Nach kurzer Zeit gesellte sich zu dem Licht ein Brummen. Anfangs hielt Paul es für einen Bären. Aber was sollte bitteschön ein Bär mit Licht anfangen? Also verwarf er den Verdacht. Allem Anschein nach war es ein Fahrzeug.

Wieder verstrich einige Zeit.

Mit einem Mal wurde das Brummen lauter, und auch der Lichtkegel hüpfte hektisch. Was auch immer es sein mochte, es war nicht mehr weit entfernt. Plötzlich richtete der Lichtstrahl sich genau auf ihn, als nähme er ihn ins Visier. Jetzt endlich erkannte Paul, dass das Licht von zwei nebeneinanderliegenden Lampen stammte. Weil sie ihn blendeten, sah er zu Boden, ein Reflex, er tat es unbewusst. Was aber jetzt geschah, war nichts als purer Überlebenswille.

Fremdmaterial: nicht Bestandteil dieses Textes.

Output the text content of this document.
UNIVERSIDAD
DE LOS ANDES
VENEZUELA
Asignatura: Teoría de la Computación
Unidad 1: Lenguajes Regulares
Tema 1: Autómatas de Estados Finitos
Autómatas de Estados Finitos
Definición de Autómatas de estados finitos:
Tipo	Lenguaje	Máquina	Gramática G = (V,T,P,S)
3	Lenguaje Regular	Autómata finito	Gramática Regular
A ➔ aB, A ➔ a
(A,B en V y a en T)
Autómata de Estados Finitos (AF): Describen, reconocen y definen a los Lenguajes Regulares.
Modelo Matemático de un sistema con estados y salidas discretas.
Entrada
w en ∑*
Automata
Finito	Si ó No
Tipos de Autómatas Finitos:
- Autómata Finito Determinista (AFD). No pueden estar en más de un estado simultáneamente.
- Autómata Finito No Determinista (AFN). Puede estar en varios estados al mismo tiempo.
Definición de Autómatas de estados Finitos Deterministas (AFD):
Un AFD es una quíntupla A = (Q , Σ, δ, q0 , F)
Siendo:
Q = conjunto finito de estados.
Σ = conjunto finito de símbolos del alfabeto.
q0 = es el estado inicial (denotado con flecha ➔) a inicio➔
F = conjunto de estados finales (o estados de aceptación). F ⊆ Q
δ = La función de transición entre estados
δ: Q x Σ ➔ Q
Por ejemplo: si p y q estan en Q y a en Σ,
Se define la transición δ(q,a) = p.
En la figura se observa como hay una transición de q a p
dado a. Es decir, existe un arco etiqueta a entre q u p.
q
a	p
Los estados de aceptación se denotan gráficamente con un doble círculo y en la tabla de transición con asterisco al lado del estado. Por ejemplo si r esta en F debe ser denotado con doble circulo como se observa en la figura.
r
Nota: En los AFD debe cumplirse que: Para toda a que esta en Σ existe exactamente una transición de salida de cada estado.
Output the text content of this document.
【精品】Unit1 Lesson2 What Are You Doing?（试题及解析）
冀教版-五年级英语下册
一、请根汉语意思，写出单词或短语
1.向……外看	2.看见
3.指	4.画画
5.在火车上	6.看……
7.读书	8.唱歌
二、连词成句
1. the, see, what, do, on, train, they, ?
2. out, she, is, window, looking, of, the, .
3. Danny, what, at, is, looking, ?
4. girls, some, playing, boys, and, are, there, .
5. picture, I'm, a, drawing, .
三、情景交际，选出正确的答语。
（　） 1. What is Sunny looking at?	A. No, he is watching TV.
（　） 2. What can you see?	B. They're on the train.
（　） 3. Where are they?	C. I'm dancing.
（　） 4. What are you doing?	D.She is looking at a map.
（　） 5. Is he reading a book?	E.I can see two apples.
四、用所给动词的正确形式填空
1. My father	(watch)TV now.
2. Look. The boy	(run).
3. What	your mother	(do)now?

Paul riss die Augen auf. Sein Herz setzte aus. Unter seinen Füßen war Asphalt, vor ihnen war Asphalt, und neben ihnen ebenfalls. Da brauchte man keine hellseherischen Fähigkeiten, um zu wissen, wo man sich befand! Paul warf sich mit der ganzen Kraft seiner Beine nach links. Und genau das war sein Glück. Denn in diesem Moment kam das Fahrzeug herangerauscht. Obwohl Paul alle Kraft in den Sprung gelegt hatte, war es ihm, als käme er keinen Millimeter vom Fleck. Das Fahrzeug war jetzt schon gefährlich nahe. Der Fahrtwind schlug ihm wie eine Faust ins Gesicht. Und während er ihn spürte, war es ihm, als zerbrösele jeder Knochen in seinem Körper zu Mehl. Das war aber nichts im Vergleich dazu, was geschehen wäre, wenn er nur einen Wimpernschlag gezögert hätte. Jetzt erkannte er, dass der Wagen ein Porsche war. Aber es war nicht irgendein Porsche, es war sein eigener.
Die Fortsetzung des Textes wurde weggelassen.